On doit encore, en conséquence de la même règle, donner à une disposition toute l'étendue qu'emporte la propriété des termes, s'il paraît que l'auteur a eu en vue tout ce qui est compris dans cette propriété; mais il faut restreindre la signification, lorsqu'il est vraisemblable que celui qui a fait la disposition n'a point entendu l'étendre à tout ce que la propriété des termes peut embrasser. On en donne cet exemple : un père qui a un fils unique, lègue à la fille d'un ami toutes ses pierreries. Il a une épée enrichie de diamants, qui lui a été donnée par un roi. Certainement il n'y a aucune apparence que le testateur ait pensé à faire passer ce gage honorable dans une famille étrangère. Il faudra donc excepter du legs cette épée avec les pierreries dont elle est ornée, et restreindre la signification des termes aux pierreries ordinaires. Mais si le testateur n'a ni fils ni héritier de son nom; s'il institue pour son héritier un étranger, il n'y a aucune raison de restreindre la signification des termes : il faut les prendre suivant toute leur propriété, étant vraisemblable que le testateur les a employés de même.

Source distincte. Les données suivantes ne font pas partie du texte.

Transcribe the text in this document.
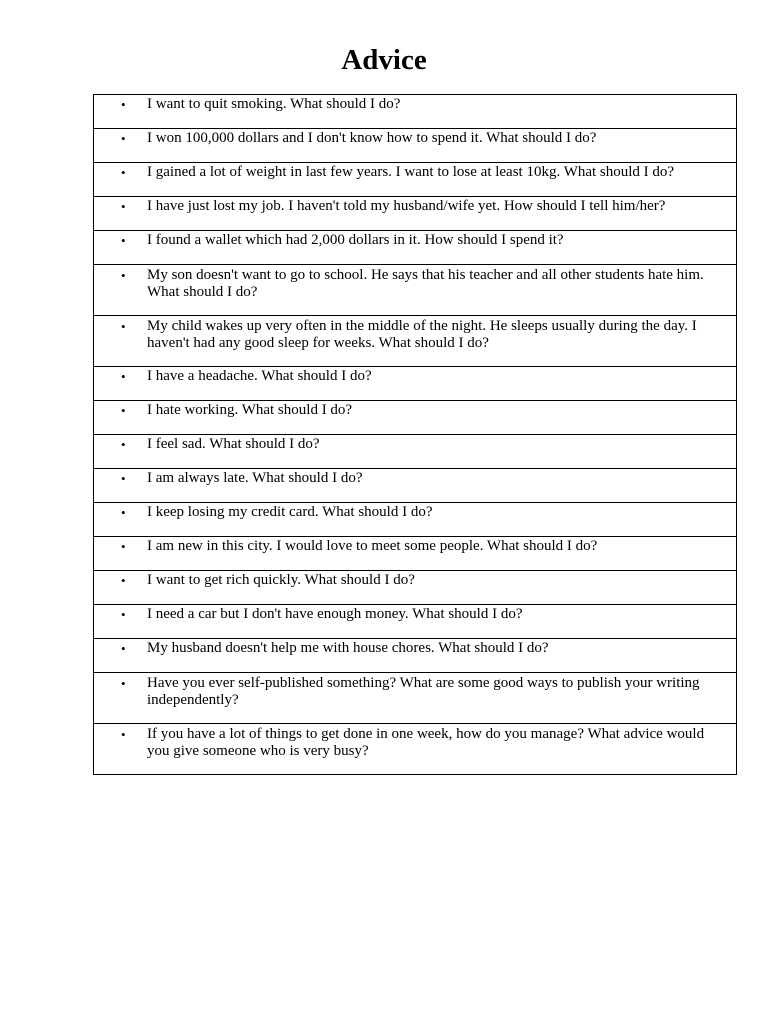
Advice
• I want to quit smoking. What should I do?

• I won 100,000 dollars and I don't know how to spend it. What should I do?

• I gained a lot of weight in last few years. I want to lose at least 10kg. What should I do?

• I have just lost my job. I haven't told my husband/wife yet. How should I tell him/her?

• I found a wallet which had 2,000 dollars in it. How should I spend it?

• My son doesn't want to go to school. He says that his teacher and all other students hate him. What should I do?

• My child wakes up very often in the middle of the night. He sleeps usually during the day. I haven't had any good sleep for weeks. What should I do?

• I have a headache. What should I do?

• I hate working. What should I do?

• I feel sad. What should I do?

• I am always late. What should I do?

• I keep losing my credit card. What should I do?

• I am new in this city. I would love to meet some people. What should I do?

• I want to get rich quickly. What should I do?

• I need a car but I don't have enough money. What should I do?

• My husband doesn't help me with house chores. What should I do?

• Have you ever self-published something? What are some good ways to publish your writing independently?

• If you have a lot of things to get done in one week, how do you manage? What advice would you give someone who is very busy?
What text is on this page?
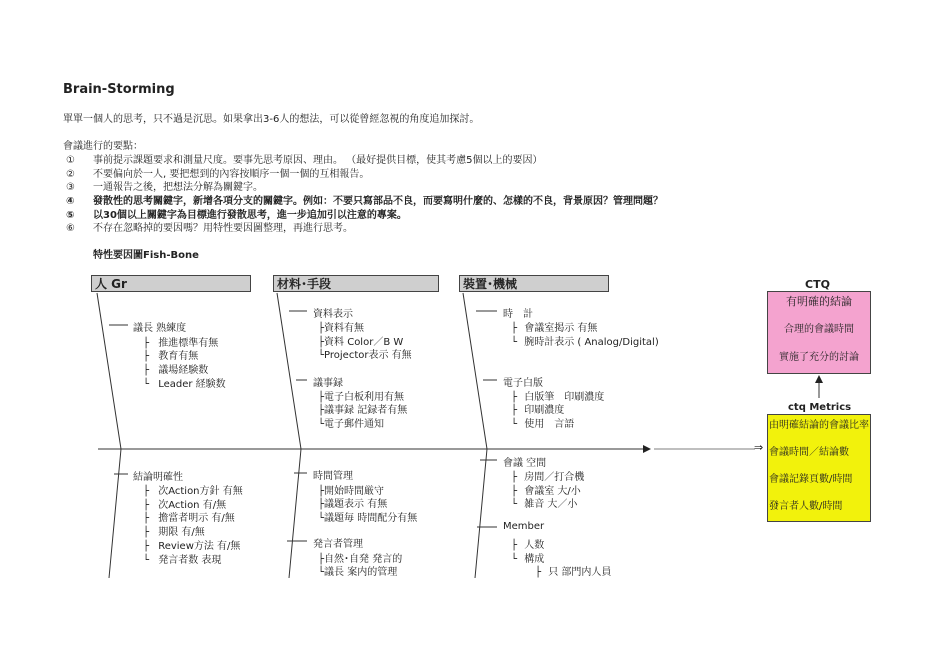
Brain-Storming
單單一個人的思考，只不過是沉思。如果拿出3-6人的想法，可以從曾經忽視的角度追加探討。
會議進行的要點：
① 事前提示課題要求和測量尺度。要事先思考原因、理由。 （最好提供目標，使其考慮5個以上的要因）
② 不要偏向於一人, 要把想到的內容按順序一個一個的互相報告。
③ 一通報告之後，把想法分解為關鍵字。
④ 發散性的思考關鍵字，新增各項分支的關鍵字。例如：不要只寫部品不良，而要寫明什麼的、怎樣的不良，背景原因？管理問題？
⑤ 以30個以上關鍵字為目標進行發散思考，進一步追加引以注意的專案。
⑥ 不存在忽略掉的要因嗎？用特性要因圖整理，再進行思考。
特性要因圖Fish-Bone
人 Gr	材料･手段	裝置･機械
議長 熟練度
├ 推進標準有無
├ 教育有無
├ 議場経験数
└ Leader 経験数
結論明確性
├ 次Action方針 有無
├ 次Action 有/無
├ 擔當者明示 有/無
├ 期限 有/無
├ Review方法 有/無
└ 発言者数 表現
資料表示
├資料有無
├資料 Color／B W
└Projector表示 有無
議事録
├電子白板利用有無
├議事録 記録者有無
└電子郵件通知
時間管理
├開始時間厳守
├議題表示 有無
└議題毎 時間配分有無
発言者管理
├自然･自発 発言的
└議長 案内的管理
時　計
├ 會議室掲示 有無
└ 腕時計表示 ( Analog/Digital)
電子白版
├ 白版筆　印刷濃度
├ 印刷濃度
└ 使用　言語
會議 空間
├ 房間／打合機
├ 會議室 大/小
└ 雑音 大／小
Member
├ 人数
└ 構成
├ 只 部門内人員
CTQ
有明確的結論
合理的會議時間
實施了充分的討論
⇒
ctq Metrics
由明確結論的會議比率
會議時間／結論數
會議記錄頁數/時間
發言者人數/時間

§ 271. - On doit expliquer les termes conformément à l'usage commun.

Les contractants sont obligés de s'exprimer de manière qu'ils puissent s'entendre réciproquement. Cela est manifeste par la nature même de l'acte. Ceux qui contractent, concourent dans la même volonté, ils s'accordent à vouloir la même chose; et comment s'y accorderont-ils s'ils ne s'entendent pas parfaitement? Leur contrat ne sera plus qu'un jeu ou qu'un piége. Si donc ils doivent parler de manière à être entendus, il faut qu'ils emploient les mots dans le sens que l'usage leur attribue, dans leur sens propre; qu'ils attachent aux termes dont ils se servent, à toutes leurs expressions, une signification reçue. Il ne leur est pas permis de s'écarter à dessein, et sans en avertir, de l'usage et de la propriété des termes; et l'on présume qu'ils s'y sont conformés, tant que l'on n'a pas des raisons pressantes de présumer le contraire; car la présomption est en général, que les choses ont été faites comme elles ont dû l'être. De toutes ces vérités incontestables, résulte cette règle: Dans l'interprétation des traités, des pactes et des promesses, on ne doit point s'écarter du commun usage de la langue, à moins que l'on n'en ait de très-fortes raisons. Au défaut de la certitude, il faut suivre la probabilité dans les affaires humaines. Il est ordinairement très-probable que l'on a parlé suivant l'usage; cela fait toujours une présomption très - forte, laquelle ne peut être surmontée que par une présomption contraire, plus forte encore. CAMDEN (a) rapporte un traité dans lequel il est dit expressément que le traité doit être entendu précisément suivant la force et la propriété des termes. Après une semblable clause, on ne peut, sous aucun prétexte, s'écarter du sens propre que l'usage attribué aux ter

(a) Histoire d'Elisabeth, partie II.

mes; la volonté des contractants y étant formelle, et déclarée de la manière la plus précise.

§ 272.

- De l'interprétation des traités anciens.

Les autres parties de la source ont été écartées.